Much More Than Job Placement
UMass Amherst Career Services prepares students for careers they love
Are you ready for a Zoom job interview? Dress up, use a bland background. Smile, sit up straight, or walk around—your posture greatly influences your tone of voice. UMass Amherst Career Services help students ace virtual interviews and find jobs, but its modern mission is much broader. According to Cheryl Brooks, associate provost of Career Development and Professional Connections, “We partner with students as they explore possibilities and design meaningful and authentic career paths for themselves.”
The UMass Amherst Career Development and Professional Connections Hub coordinates its services with nine campus Career Centers at the university’s schools and colleges. The offices work together to promote student development and help employers hire UMass students.
The services and resources offered are far too many to list: they include the Handshake job board, which listed more than 40,000 positions last year; the Alumni Association’s new Connect UMass mentoring platform; project-based micro-internships; and self-assessment and skill-building tools.
Services are customizable: “We are available for one-on-one specialized counseling, or you can take a last-minute 2:00 am workshop on YouTube,” says Brooks.
“When you are connected with employers,
50 percent of the battle has already been fought for you.”
Adonay Bereket ’22
Career Center staff campus wide pivoted quickly to adapt to this year’s remote-only environment. In fall 2020 alone, UMass Career centers provided 100 virtual professional skills workshops, including tips for such pandemic-era concerns as “How to rock your LinkedIn profile.” The offices hosted 15 virtual career fairs across a range of company sizes, industry types, and majors—from government jobs to engineering to the arts and more. Career services held more than 70 online employer recruiting events, with companies such as Dell, McKinsey, Wayfair, and Google.
Junior Adonay Bereket made crucial connections at a virtual Diversity Networking Event hosted by CMASS and Career Development and Professional Connections last fall. He made appointments to speak with employers who interested him instead of waiting outside a booth and jockeying for time as sometimes happens at a live career fair. “This way everyone gets a shot,” he says.
“Before the job fair, I wasn’t very successful trying to get interviews on my own,” Bereket continues. “When you are connected with employers, 50 percent of the battle has already been fought for you and you then have the opportunity to engage in conversation and show your personality.” Bereket had four interviews through his job fair encounters and a couple of resulting internship offers.

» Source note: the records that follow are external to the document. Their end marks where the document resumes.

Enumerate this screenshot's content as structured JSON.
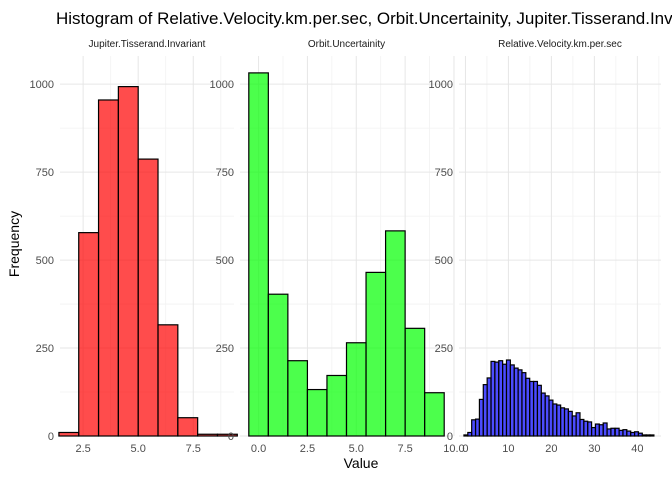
{
  "chart_data": {
    "type": "bar",
    "title": "Histogram of Relative.Velocity.km.per.sec, Orbit.Uncertainity, Jupiter.Tisserand.Invariant",
    "xlabel": "Value",
    "ylabel": "Frequency",
    "grid": true,
    "ylim": [
      0,
      1080
    ],
    "yticks": [
      0,
      250,
      500,
      750,
      1000
    ],
    "panels": [
      {
        "name": "Jupiter.Tisserand.Invariant",
        "fill": "#ff0000",
        "outline": "#000000",
        "xlim": [
          1.45,
          9.35
        ],
        "xticks": [
          2.5,
          5.0,
          7.5
        ],
        "xtick_labels": [
          "2.5",
          "5.0",
          "7.5"
        ],
        "bin_width": 0.9,
        "bin_centers": [
          1.85,
          2.75,
          3.65,
          4.55,
          5.45,
          6.35,
          7.25,
          8.15,
          9.05
        ],
        "values": [
          10,
          578,
          955,
          993,
          787,
          316,
          52,
          5,
          5
        ]
      },
      {
        "name": "Orbit.Uncertainity",
        "fill": "#00ff00",
        "outline": "#000000",
        "xlim": [
          -0.95,
          9.95
        ],
        "xticks": [
          0.0,
          2.5,
          5.0,
          7.5,
          10.0
        ],
        "xtick_labels": [
          "0.0",
          "2.5",
          "5.0",
          "7.5",
          "10.0"
        ],
        "bin_width": 1.0,
        "bin_centers": [
          0,
          1,
          2,
          3,
          4,
          5,
          6,
          7,
          8,
          9
        ],
        "values": [
          1032,
          403,
          214,
          132,
          172,
          265,
          465,
          583,
          306,
          123
        ]
      },
      {
        "name": "Relative.Velocity.km.per.sec",
        "fill": "#0000ff",
        "outline": "#000000",
        "xlim": [
          -1.5,
          45.5
        ],
        "xticks": [
          0,
          10,
          20,
          30,
          40
        ],
        "xtick_labels": [
          "0",
          "10",
          "20",
          "30",
          "40"
        ],
        "bin_width": 0.9,
        "bin_centers": [
          0.1,
          1.0,
          1.9,
          2.8,
          3.7,
          4.6,
          5.5,
          6.4,
          7.3,
          8.2,
          9.1,
          10.0,
          10.9,
          11.8,
          12.7,
          13.6,
          14.5,
          15.4,
          16.3,
          17.2,
          18.1,
          19.0,
          19.9,
          20.8,
          21.7,
          22.6,
          23.5,
          24.4,
          25.3,
          26.2,
          27.1,
          28.0,
          28.9,
          29.8,
          30.7,
          31.6,
          32.5,
          33.4,
          34.3,
          35.3,
          36.2,
          37.1,
          38.0,
          38.9,
          39.8,
          40.7,
          41.6,
          42.5,
          43.4
        ],
        "values": [
          3,
          10,
          46,
          48,
          104,
          146,
          165,
          212,
          210,
          214,
          204,
          216,
          202,
          193,
          188,
          180,
          164,
          155,
          155,
          144,
          122,
          114,
          102,
          91,
          88,
          80,
          77,
          70,
          57,
          66,
          47,
          42,
          40,
          24,
          34,
          32,
          37,
          20,
          22,
          22,
          16,
          18,
          14,
          10,
          12,
          8,
          3,
          3,
          3
        ]
      }
    ]
  }
}
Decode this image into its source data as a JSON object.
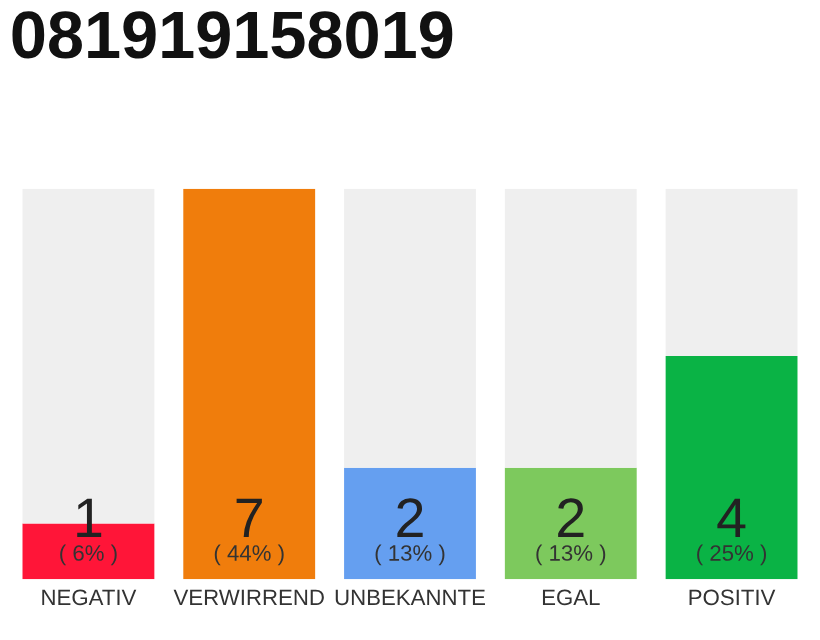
{
  "chart_data": {
    "type": "bar",
    "title": "081919158019",
    "categories": [
      "NEGATIV",
      "VERWIRREND",
      "UNBEKANNTE",
      "EGAL",
      "POSITIV"
    ],
    "stacked": true,
    "ylim": [
      0,
      7
    ],
    "tick_labels": "x",
    "grid": false,
    "legend": false,
    "series": [
      {
        "colors": [
          "#ff1538",
          "#f07d0c",
          "#659ff0",
          "#7dc95d",
          "#0ab345"
        ],
        "values": [
          1,
          7,
          2,
          2,
          4
        ],
        "value_labels": [
          "1",
          "7",
          "2",
          "2",
          "4"
        ]
      },
      {
        "color": "#efefef",
        "values": [
          6,
          0,
          5,
          5,
          3
        ]
      }
    ],
    "annotations": [
      {
        "text": "( 6% )",
        "x": "NEGATIV",
        "y": 0
      },
      {
        "text": "( 44% )",
        "x": "VERWIRREND",
        "y": 0
      },
      {
        "text": "( 13% )",
        "x": "UNBEKANNTE",
        "y": 0
      },
      {
        "text": "( 13% )",
        "x": "EGAL",
        "y": 0
      },
      {
        "text": "( 25% )",
        "x": "POSITIV",
        "y": 0
      }
    ]
  }
}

He landed a paid summer internship in the investment division of Liberty Mutual Insurance.
Blake Geraci ’19 availed himself of the expertise of the College of Information and Computer Sciences Career Center for resume feedback and strategic support. “I learned how to communicate more broadly in my introductory letters and to position myself as a problem solver when I approach a company,” he said. “It’s an interesting way to orient yourself: You ask, ‘What can I do that would most impact the organization?’ and then you work backward.” Following internships with Amazon, he is now working for them in a job he loves as a software developer in New York City.
There are thousands of such success stories. Cheryl Brooks reports that 1,300 different employers hired students from the Class of 2020, and despite COVID-19, the number of 2020 graduates with jobs or in grad school declined only 4 percent from 2019.
And things are looking up for the Class of 2021. Said Brooks in early March, “The number of jobs posted is up 23 percent this week from a year ago; internship postings are up 27 percent. We’re excited to connect UMass students with these opportunities.”